At the end of World War II, Adolf Eichmann, the Nazi leader responsible for organizing the deportation and imprisonment of millions of Holocaust victims, went into hiding under an assumed identity. Eventually he fled to Argentina where he lived and worked under a false name for 10 years. Bascomb tells the story of Eichmann’s crimes, his years in hiding, and his eventual capture and trial with rich detail and riveting suspense. At the same time, Bascomb introduces readers to the courageous Israeli agents, Holocaust survivors, and their families who worked together to track down, capture, and bring Eichmann to justice.
This innovative book offers an introduction to the history and basic concepts of graphic design from one of the most successful designers working today. Using real world examples and rich visual aids, Kidd teaches readers how effective design can communicate ideas and messages, and he suggests ways to think critically about the design elements that infuse the media around us. Kidd invites readers to experiment with design themselves by ending the book with a series of 10 design challenges and offers a venue to share their work online.
After the Japanese military bombed Pearl Harbor, President Roosevelt signed Executive Order 9066, forcing the internment of over 100,000 Japanese-Americans. This detailed and compassionate chronicle of the internment years incorporates many first-hand accounts and photographs. Sandler skillfully provides context for the internment and also examines its lasting legacy by examining anti-Japanese sentiment in America before World War II and then the redress movement, which advocated for compensation and formal apologies for internees after the war.
“What is it like to jump out of an airplane? Imagine.” From these opening sentences, Stone chronicles the courage and persistence that were the hallmarks of the Triple Nickles, the African Americans who pushed through military barriers to become the first black paratroopers. Their individual efforts, the eventual recognition of the 555th Parachute Infantry Battalion, and the broader issues of segregation during the war period are illustrated with a with a rich collection of interviews, letters, and photos. Stone’s afterword, the timeline, and the detailed source notes offer valuable insights into her research methods. Ashley Bryan’s foreword and artwork add personal insight and extend the power of this skillfully told story.

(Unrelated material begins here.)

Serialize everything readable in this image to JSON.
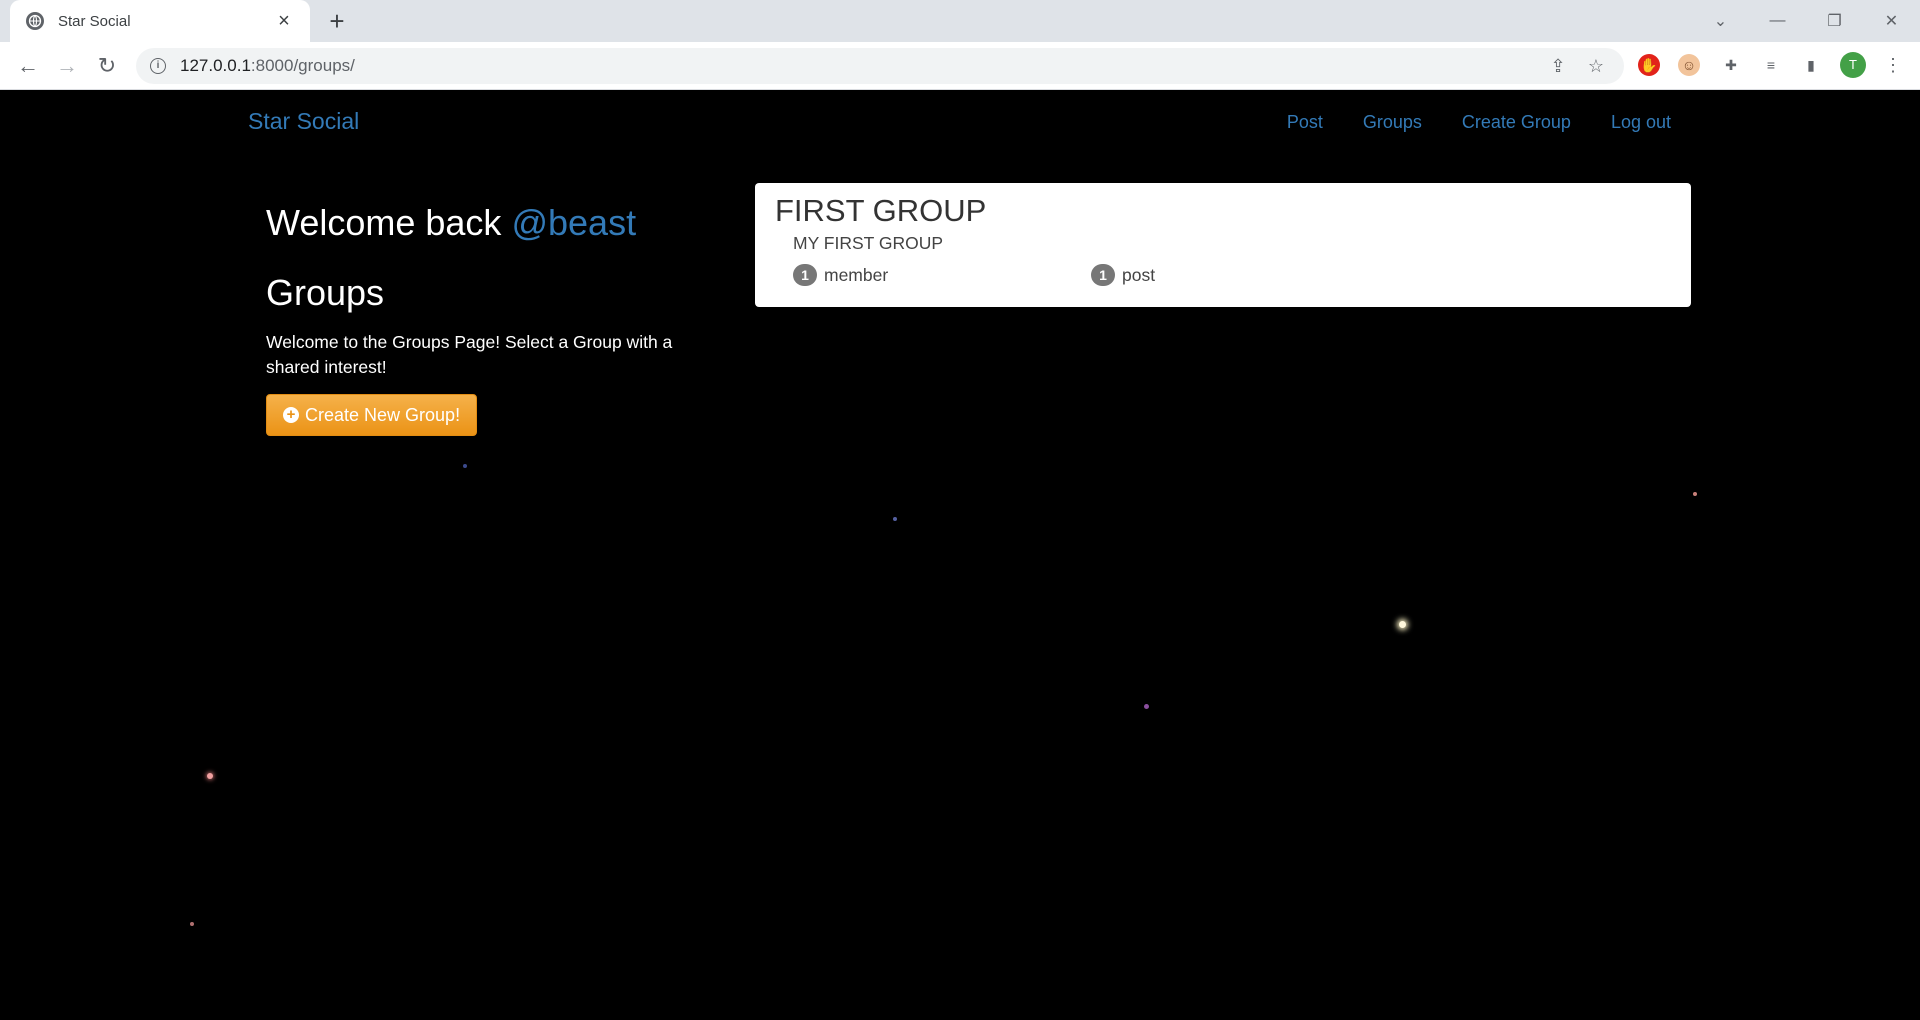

James Swanson takes readers back in time with a thoroughly researched and tightly written narrative of John F. Kennedy’s assassination. Beginning with a succinct introduction to Kennedy’s early life and presidential administration, Swanson sets the scene for a detailed and engaging examination of the events before, during, and after November 22, 1963, when JFK and Lee Harvey Oswald crossed paths in Dallas with tragic results. The book brings events to life with extensive photographs, diagrams, and primary documents, and illuminates Swanson’s research and writing process with detailed source notes, an extensive bibliography, suggestions for further reading, and a comprehensive index.